Alzo lo sguardo fino ad incontrare i suoi occhi e lo fisso incredulo e un
po' dubbioso, forse più dubbioso del mio interesse per questo ragazzo
piuttosto che delle sue vere intenzioni.
Lui mi guarda a sua volta poi prende la scodella che era ancora sul
pavimento, dato che io non l'ho toccata, e mi avvicina alla bocca il
cucchiaio ricolmo di minestra. Spalanco gli occhi incredulo e umiliato,
crede davvero che io abbia bisogno di essere imboccato dall'ultimo
arrivato?
Con un gesto veloce e violento della mano faccio cadere il cucchiaio dalle
sue mani. Il piccolo oggetto di legno sbatte contro la parete prima di
ricadere sul pavimento. Non mi volto a guardare dove sia caduto, continua
a tenere gli occhi scintillanti di rabbia fissi nei suoi. Lui non si
scompone, anzi, senza aggiungere altro lo raccoglie e me lo porge.

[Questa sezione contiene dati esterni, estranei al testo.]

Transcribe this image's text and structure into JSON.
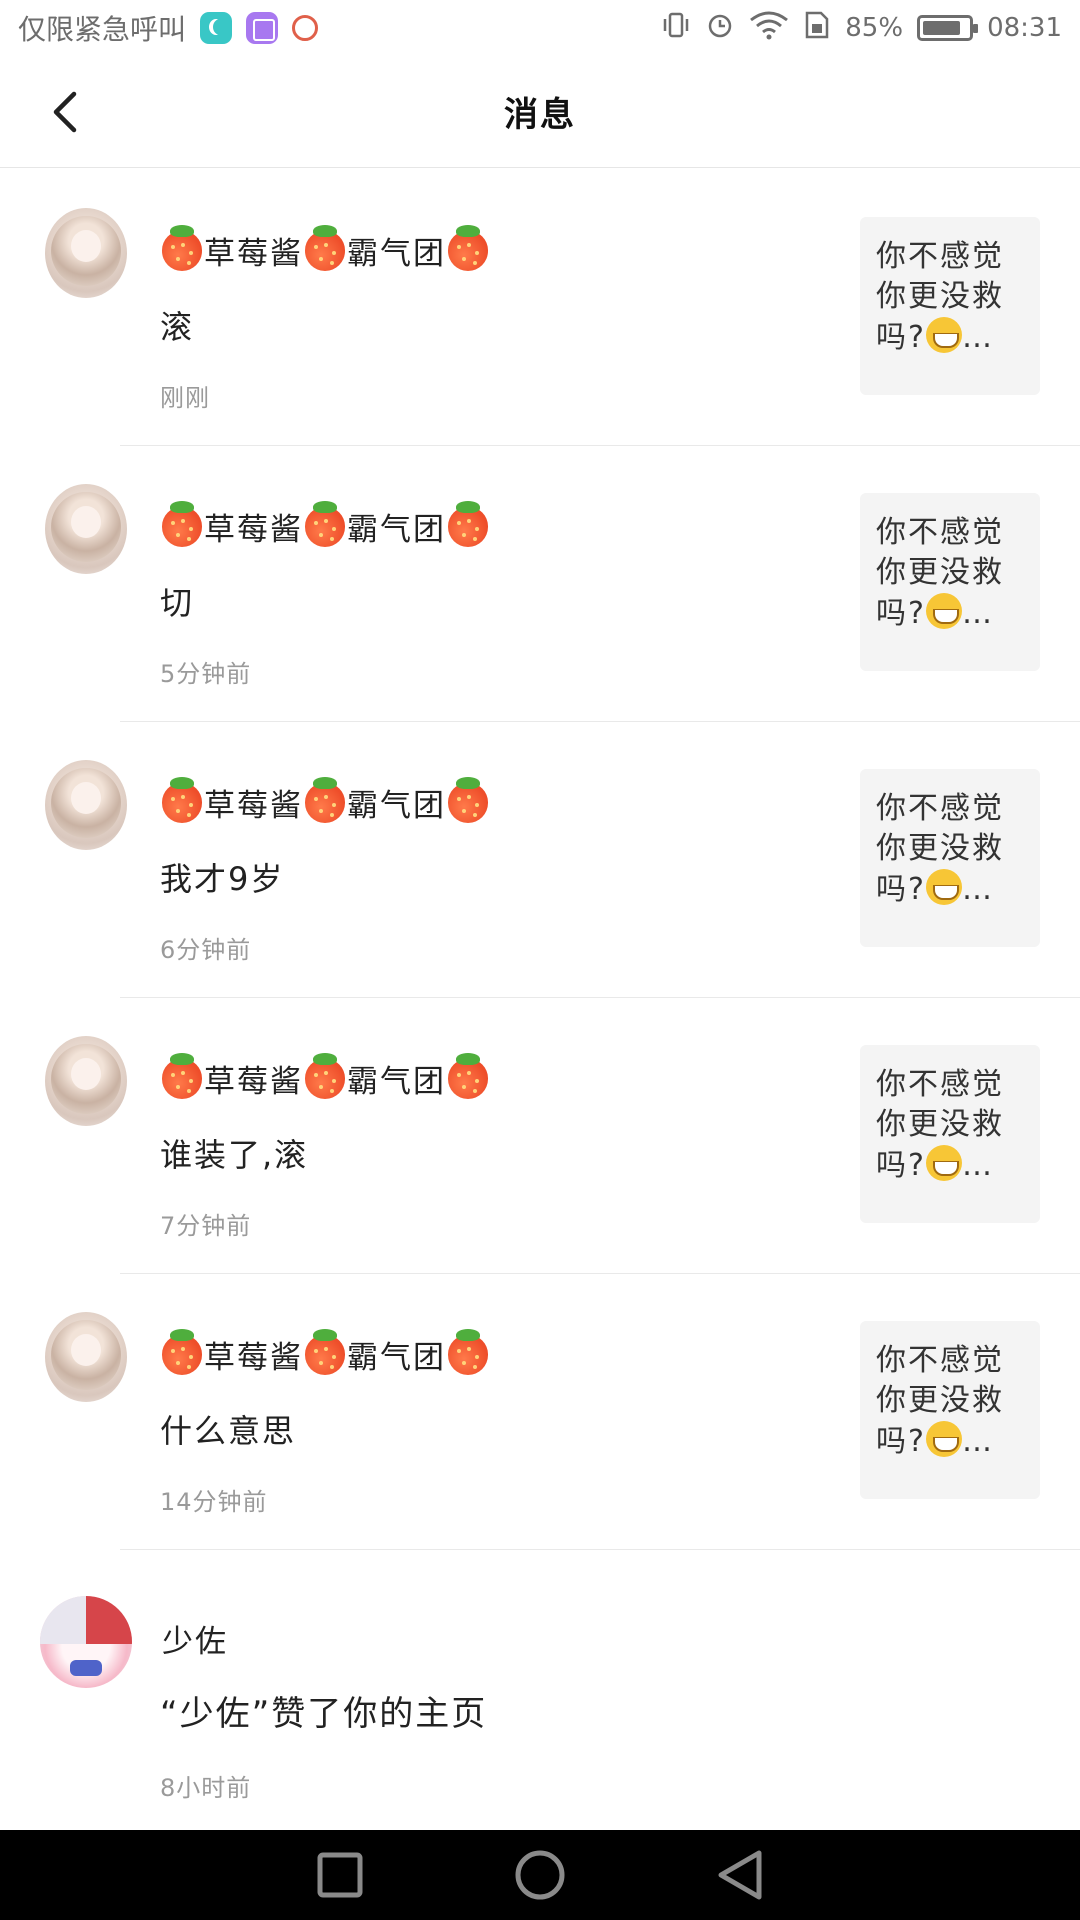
{
  "status_bar": {
    "carrier_text": "仅限紧急呼叫",
    "battery_text": "85%",
    "battery_level": 0.85,
    "time": "08:31",
    "icons": [
      "moon-app-icon",
      "gallery-app-icon",
      "spiral-app-icon",
      "vibrate-icon",
      "alarm-icon",
      "wifi-icon",
      "sim-icon",
      "battery-icon"
    ]
  },
  "header": {
    "title": "消息",
    "back_icon": "chevron-left-icon"
  },
  "messages": [
    {
      "name": "草莓酱",
      "name2": "霸气团",
      "text": "滚",
      "time": "刚刚",
      "preview_l1": "你不感觉",
      "preview_l2": "你更没救",
      "preview_l3": "吗?",
      "preview_end": "…"
    },
    {
      "name": "草莓酱",
      "name2": "霸气团",
      "text": "切",
      "time": "5分钟前",
      "preview_l1": "你不感觉",
      "preview_l2": "你更没救",
      "preview_l3": "吗?",
      "preview_end": "…"
    },
    {
      "name": "草莓酱",
      "name2": "霸气团",
      "text": "我才9岁",
      "time": "6分钟前",
      "preview_l1": "你不感觉",
      "preview_l2": "你更没救",
      "preview_l3": "吗?",
      "preview_end": "…"
    },
    {
      "name": "草莓酱",
      "name2": "霸气团",
      "text": "谁装了,滚",
      "time": "7分钟前",
      "preview_l1": "你不感觉",
      "preview_l2": "你更没救",
      "preview_l3": "吗?",
      "preview_end": "…"
    },
    {
      "name": "草莓酱",
      "name2": "霸气团",
      "text": "什么意思",
      "time": "14分钟前",
      "preview_l1": "你不感觉",
      "preview_l2": "你更没救",
      "preview_l3": "吗?",
      "preview_end": "…"
    }
  ],
  "like_notification": {
    "name": "少佐",
    "text": "“少佐”赞了你的主页",
    "time": "8小时前"
  },
  "nav_bar": {
    "buttons": [
      "recent-apps",
      "home",
      "back"
    ]
  }
}
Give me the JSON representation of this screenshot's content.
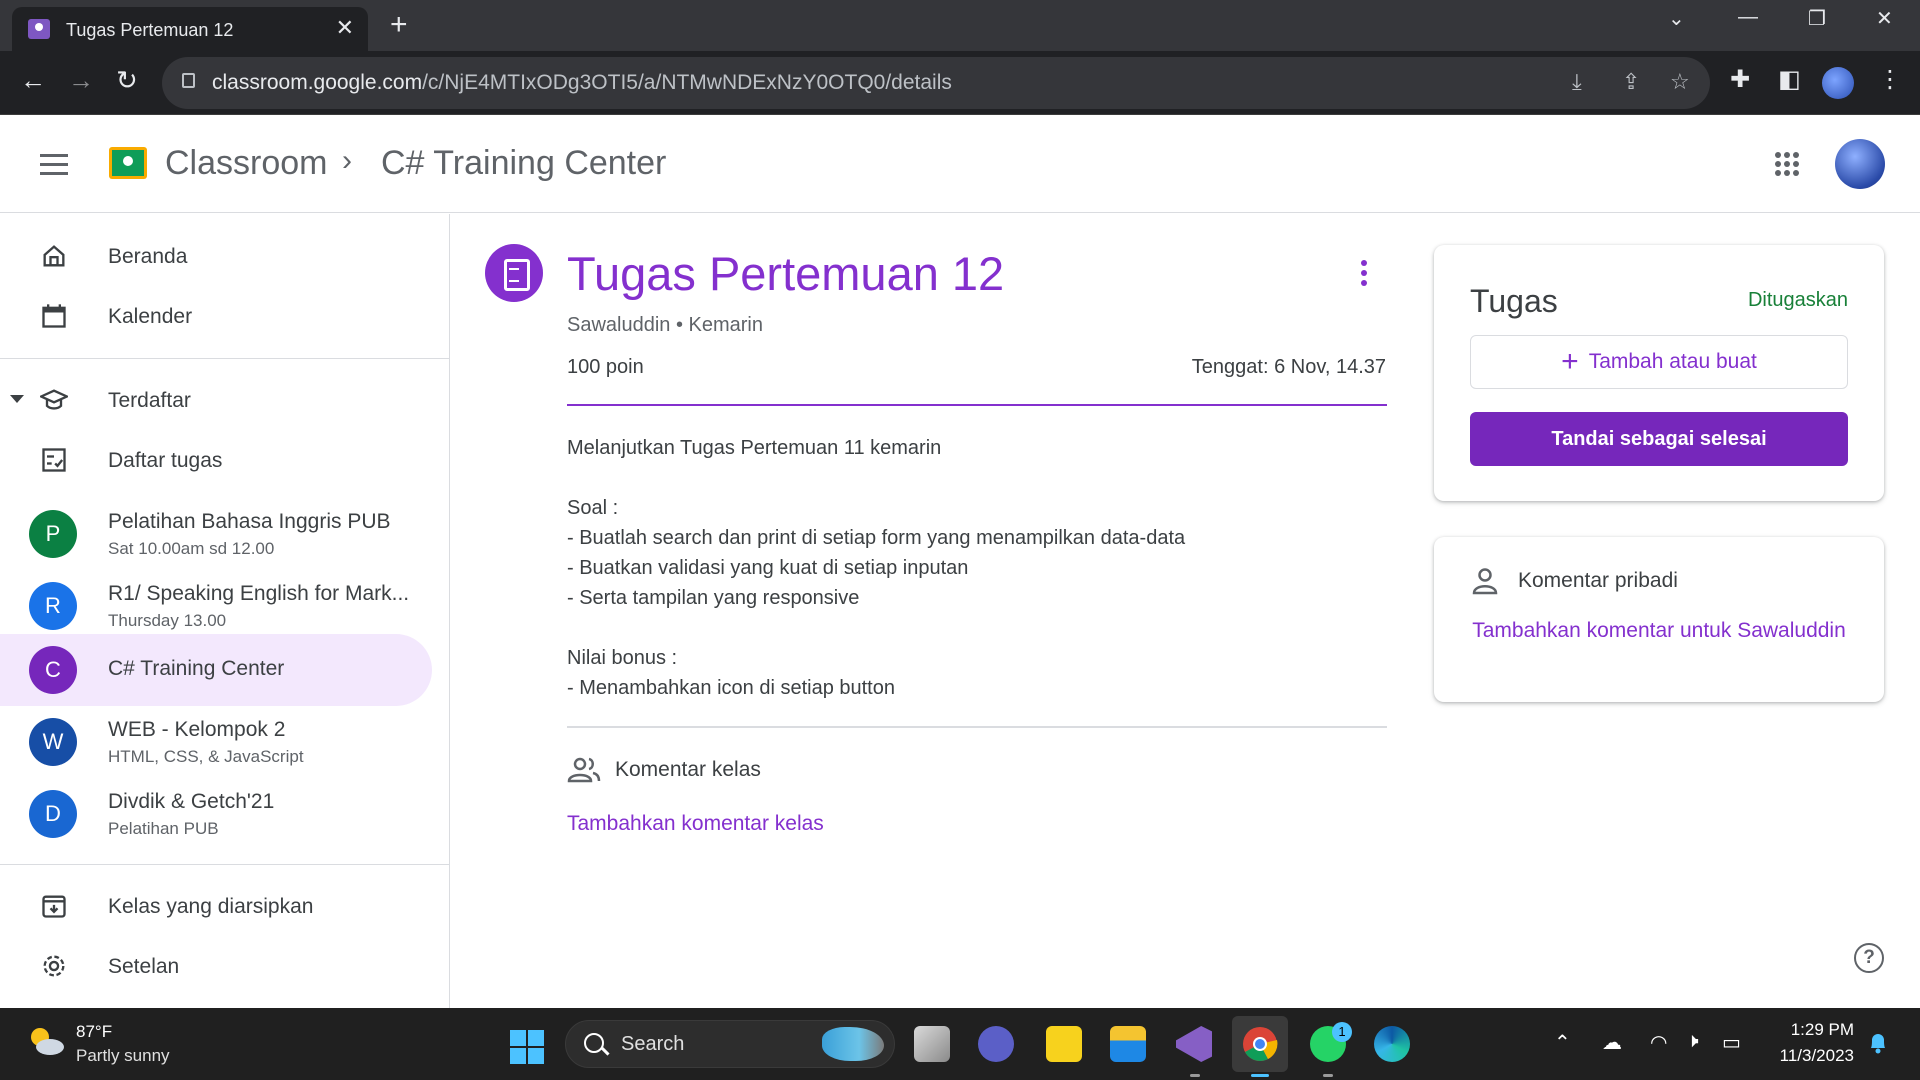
{
  "browser": {
    "tab_title": "Tugas Pertemuan 12",
    "tab_close": "✕",
    "new_tab": "+",
    "url_host": "classroom.google.com",
    "url_path": "/c/NjE4MTIxODg3OTI5/a/NTMwNDExNzY0OTQ0/details"
  },
  "header": {
    "brand": "Classroom",
    "separator": "›",
    "class_name": "C# Training Center"
  },
  "sidebar": {
    "items": [
      {
        "label": "Beranda",
        "icon": "home-icon"
      },
      {
        "label": "Kalender",
        "icon": "calendar-icon"
      }
    ],
    "enrolled_label": "Terdaftar",
    "todo_label": "Daftar tugas",
    "courses": [
      {
        "initial": "P",
        "name": "Pelatihan Bahasa Inggris PUB",
        "sub": "Sat 10.00am sd 12.00",
        "color": "#0b8043"
      },
      {
        "initial": "R",
        "name": "R1/ Speaking English for Mark...",
        "sub": "Thursday 13.00",
        "color": "#1a73e8"
      },
      {
        "initial": "C",
        "name": "C# Training Center",
        "sub": "",
        "color": "#7627bb",
        "active": true
      },
      {
        "initial": "W",
        "name": "WEB - Kelompok 2",
        "sub": "HTML, CSS, & JavaScript",
        "color": "#174ea6"
      },
      {
        "initial": "D",
        "name": "Divdik & Getch'21",
        "sub": "Pelatihan PUB",
        "color": "#1967d2"
      }
    ],
    "archived_label": "Kelas yang diarsipkan",
    "settings_label": "Setelan"
  },
  "assignment": {
    "title": "Tugas Pertemuan 12",
    "meta": "Sawaluddin • Kemarin",
    "points": "100 poin",
    "due": "Tenggat: 6 Nov, 14.37",
    "description": "Melanjutkan Tugas Pertemuan 11 kemarin\n\nSoal :\n- Buatlah search dan print di setiap form yang menampilkan data-data\n- Buatkan validasi yang kuat di setiap inputan\n- Serta tampilan yang responsive\n\nNilai bonus :\n- Menambahkan icon di setiap button",
    "class_comments_title": "Komentar kelas",
    "class_comments_link": "Tambahkan komentar kelas",
    "accent_color": "#8430ce"
  },
  "work_card": {
    "title": "Tugas",
    "status": "Ditugaskan",
    "add_plus": "+",
    "add_label": "Tambah atau buat",
    "done_label": "Tandai sebagai selesai"
  },
  "private_card": {
    "title": "Komentar pribadi",
    "link": "Tambahkan komentar untuk Sawaluddin"
  },
  "help": "?",
  "taskbar": {
    "temp": "87°F",
    "weather": "Partly sunny",
    "search": "Search",
    "notification_count": "1",
    "time": "1:29 PM",
    "date": "11/3/2023"
  }
}
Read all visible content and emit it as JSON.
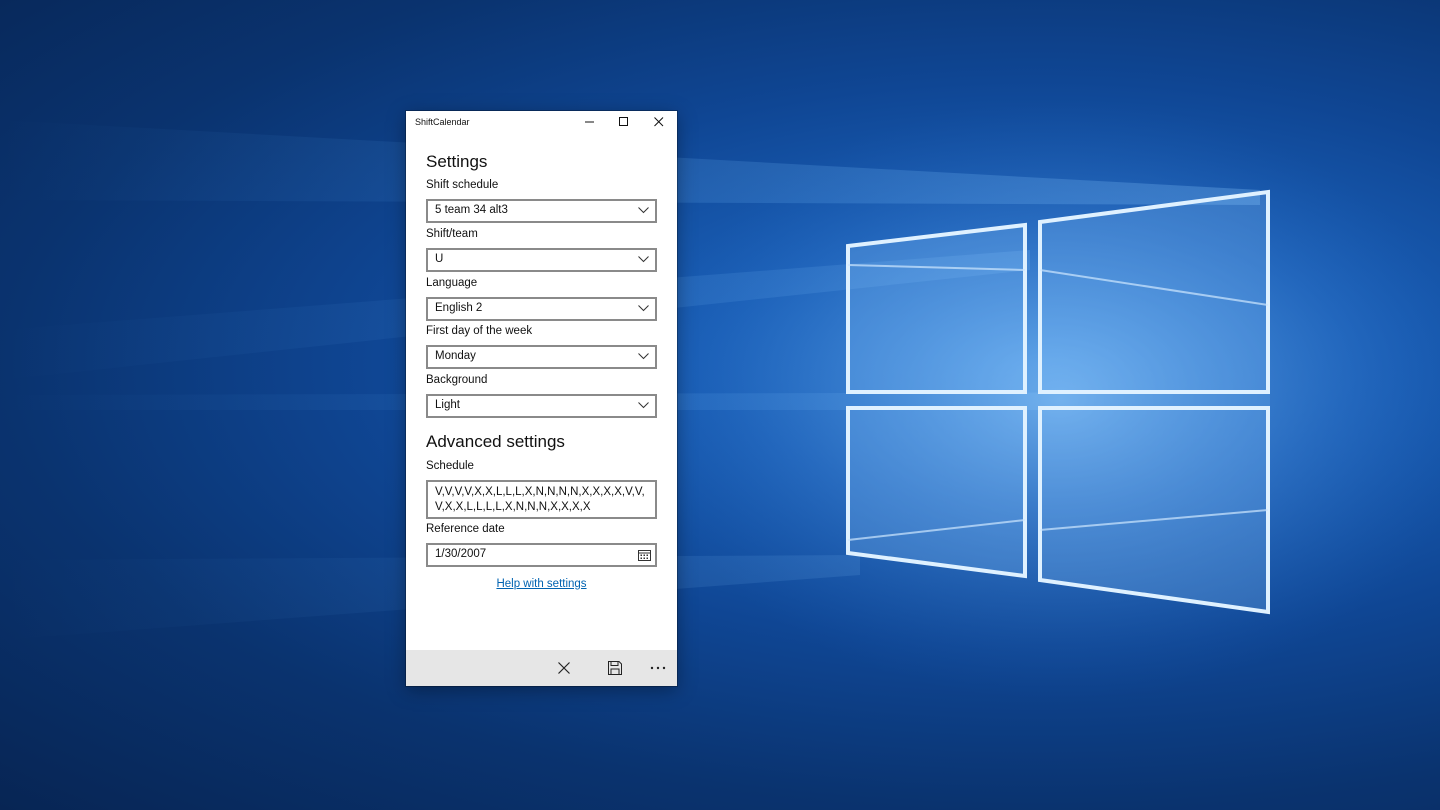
{
  "window": {
    "title": "ShiftCalendar",
    "controls": [
      "minimize-icon",
      "maximize-icon",
      "close-icon"
    ]
  },
  "settings": {
    "heading": "Settings",
    "shift_schedule": {
      "label": "Shift schedule",
      "value": "5 team 34 alt3"
    },
    "shift_team": {
      "label": "Shift/team",
      "value": "U"
    },
    "language": {
      "label": "Language",
      "value": "English 2"
    },
    "first_day": {
      "label": "First day of the week",
      "value": "Monday"
    },
    "background": {
      "label": "Background",
      "value": "Light"
    }
  },
  "advanced": {
    "heading": "Advanced settings",
    "schedule": {
      "label": "Schedule",
      "value": "V,V,V,V,X,X,L,L,L,X,N,N,N,N,X,X,X,X,V,V,V,X,X,L,L,L,L,X,N,N,N,X,X,X,X"
    },
    "reference_date": {
      "label": "Reference date",
      "value": "1/30/2007"
    },
    "help_link": "Help with settings"
  },
  "command_bar": {
    "icons": [
      "cancel-icon",
      "save-icon",
      "more-icon"
    ]
  },
  "colors": {
    "accent_link": "#0063b1",
    "command_bar": "#e6e6e6",
    "desktop": "#0f4694"
  }
}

Lo prendo confuso. Lo stringo tra le dita esili senza fare nulla. Lo vedo
accovacciarsi accanto a me e dirmi che avrei dovuto mangiare se volevo che
se n'andasse.
Poi mi discosta dalla pelle ferite della schiena gli stracci che
costituiscono la mia camicia e comincia ad accarezzarmi le ferite con una
pezza bagnata. La mia pelle brucia a quel contatto e io tremo
impercettibilmente più per lo stupore che per il reale dolore. Nel
frattempo ripongo il cucchiaio nella ciotola e quando ha terminato mi
rimetto come ero prima senza dar segno di voler mangiare. Dopotutto non mi
capita spesso di avere ospiti e la sua compagnia non mi dispiace.
Lui mi guarda e ride, una risata cristallina, solare, in netta
contrapposizione con quello che è questo luogo . una prigione isolata dal
mondo in cui vengono torturati uomini ormai dimenticati da Dio.
Alla fine cedo e mangio.
Non so dopo quanto tempo si alza e immobile al centro della cella mi fissa
con uno sguardo vacuo.
Io non distolgo lo guardo, legato indissolubilmente a lui, anche mentre
s'inginocchia di fronte a me.
Ho paura. Ho la sensazione che l'unica cosa bella di questo posto possa
svanire. Il mio angelo possa aprire le ali e volare lontano da me.
Sento la sua mano tiepida accarezzarmi la guancia e poi sfiorarmi le
labbra con i polpastrelli delle dita.
Le nostre labbra si sfiorano leggere come farfalle in una carezza
delicata.
Si allontana da me e mi fissa ancora qualche istante prima di farmi
ricadere nel baratro del dolore dicendomi che quello era un addio.
Non chiedo nulla, non dico nulla, perso in un dolore sordo.
La porta si chiude pesante alle sue spalle mentre l'oscurità
s'impadronisce di me. Ormai non sono più nulla, quel poco che era rimasto
della mia anima lo ha portato con se quella giovane guardia . quel sole
invernale che mi ha sfiorato prima di sparire avvolto dall'oscurità.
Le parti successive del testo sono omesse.